We Are All Worthy of “Dude, WTF?”
One of the sites I tend to read each day is The Daily WTF? Worse Than Failure, because it’s fun to laugh at one’s own industry.
However Code Horror, another site I tend to enjoy, has posited that the big thing wrong with WTF is that the developers who might most learn from it are the sort who’d never read it in the first place:
I can absolutely guarantee that the kinds of developers who could benefit most from reading WTF simply do not– and never will– read the WTF website.
I quite disagree. This implies there’s an “us” and a “them” and while it might be nice to be in the “us”, I think we’re actually all “them”. If we write code then at some point we’ve written code worthy of a “dude, wtf?” and chances are it’s probably still live.
In fact I myself did so just last week, as I continue to learn Ruby. I wrote a bunch of code to implement a feature I needed, then Canada Post was kind enough to deliver my copy of Programming Ruby at 9am on Saturday morning and by Saturday night I’d discovered that I could reduce roughly fourteen lines of my Ruby code to two lines of Ruby using a few built-in functions I hadn’t previously know about.
Manually re-write functionality that already exists in the language is a staple of The Daily WTF? and any seasoned Ruby developer undoubtedly would have looked at my original code and… well, you know the rest.
My first year working at Chum, almost all I did for that year was refactor the existing VB code base.
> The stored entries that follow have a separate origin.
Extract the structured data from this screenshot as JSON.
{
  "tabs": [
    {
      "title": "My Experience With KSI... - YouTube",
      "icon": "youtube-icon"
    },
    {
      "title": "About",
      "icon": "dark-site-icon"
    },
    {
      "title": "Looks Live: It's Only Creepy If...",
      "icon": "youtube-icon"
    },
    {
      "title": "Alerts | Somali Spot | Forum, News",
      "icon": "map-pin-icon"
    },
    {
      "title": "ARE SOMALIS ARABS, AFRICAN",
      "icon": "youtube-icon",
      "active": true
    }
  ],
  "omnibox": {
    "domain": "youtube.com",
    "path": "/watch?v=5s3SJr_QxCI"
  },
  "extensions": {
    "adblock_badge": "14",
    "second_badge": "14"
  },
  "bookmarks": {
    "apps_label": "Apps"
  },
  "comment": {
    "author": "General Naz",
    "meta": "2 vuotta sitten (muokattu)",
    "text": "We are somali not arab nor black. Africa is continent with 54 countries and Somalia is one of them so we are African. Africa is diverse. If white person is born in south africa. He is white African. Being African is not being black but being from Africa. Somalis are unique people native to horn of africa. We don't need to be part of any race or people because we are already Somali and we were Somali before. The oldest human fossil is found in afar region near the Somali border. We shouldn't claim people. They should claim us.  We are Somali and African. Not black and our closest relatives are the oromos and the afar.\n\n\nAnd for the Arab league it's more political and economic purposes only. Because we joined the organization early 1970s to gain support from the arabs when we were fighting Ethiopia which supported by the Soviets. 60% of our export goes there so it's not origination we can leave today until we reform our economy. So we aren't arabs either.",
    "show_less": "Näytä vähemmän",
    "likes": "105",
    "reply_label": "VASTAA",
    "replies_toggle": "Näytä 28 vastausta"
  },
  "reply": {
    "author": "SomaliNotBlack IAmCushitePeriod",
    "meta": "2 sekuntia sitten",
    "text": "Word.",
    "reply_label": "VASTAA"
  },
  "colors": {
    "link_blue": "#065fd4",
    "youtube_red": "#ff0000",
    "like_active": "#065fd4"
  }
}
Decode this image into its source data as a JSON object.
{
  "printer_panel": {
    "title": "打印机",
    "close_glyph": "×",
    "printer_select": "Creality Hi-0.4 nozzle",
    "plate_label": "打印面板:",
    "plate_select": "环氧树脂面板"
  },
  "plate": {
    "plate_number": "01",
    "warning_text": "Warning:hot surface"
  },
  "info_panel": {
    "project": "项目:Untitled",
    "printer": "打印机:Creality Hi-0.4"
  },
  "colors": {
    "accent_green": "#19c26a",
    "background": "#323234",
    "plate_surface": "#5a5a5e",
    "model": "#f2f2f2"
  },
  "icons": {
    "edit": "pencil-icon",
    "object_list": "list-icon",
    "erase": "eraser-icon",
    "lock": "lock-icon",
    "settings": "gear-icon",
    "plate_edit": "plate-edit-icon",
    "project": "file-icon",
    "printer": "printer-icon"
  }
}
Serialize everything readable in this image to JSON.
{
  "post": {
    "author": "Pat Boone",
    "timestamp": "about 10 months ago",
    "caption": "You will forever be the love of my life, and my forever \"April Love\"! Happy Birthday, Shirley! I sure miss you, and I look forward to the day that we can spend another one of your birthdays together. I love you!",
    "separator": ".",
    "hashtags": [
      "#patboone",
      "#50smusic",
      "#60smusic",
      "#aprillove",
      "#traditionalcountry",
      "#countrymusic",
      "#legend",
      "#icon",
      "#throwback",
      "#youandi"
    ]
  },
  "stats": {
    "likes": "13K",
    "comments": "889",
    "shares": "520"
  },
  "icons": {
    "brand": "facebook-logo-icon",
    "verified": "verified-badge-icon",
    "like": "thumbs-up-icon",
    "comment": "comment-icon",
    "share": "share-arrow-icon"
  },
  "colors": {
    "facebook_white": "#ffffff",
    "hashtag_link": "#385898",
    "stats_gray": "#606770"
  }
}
It was a brutal code-base, so nasty that Jay and I practically shared daily wtf?’s, err…, well, daily. Unquestionably the three of us improved those systems by many orders of magnitude. And yet I’m certain that every now and then Jay and Jonathan come across some of my old code that today makes them think “dude, wtf?”.
You couldn’t go through your applications and find a few reasons to laugh at yourself? And then learn from it?
Code Horror continues:
I know it’s asking a lot. It’s tempting to get your daily fix of drive-by amusement and move on. But I believe it’s our collective duty to leave the profession of software engineering better than we found it. There’s so much we can do, and WTF is merely a starting point.
With this I agree and we can improve it by starting at home, admitting we’re amongst the “them”, and leading by example.
One Response to “We Are All Worthy of “Dude, WTF?””

John K responded on 28 Mar 2007 at 3:52 am #
Hi,
I couldn’t agree more with your last sentence!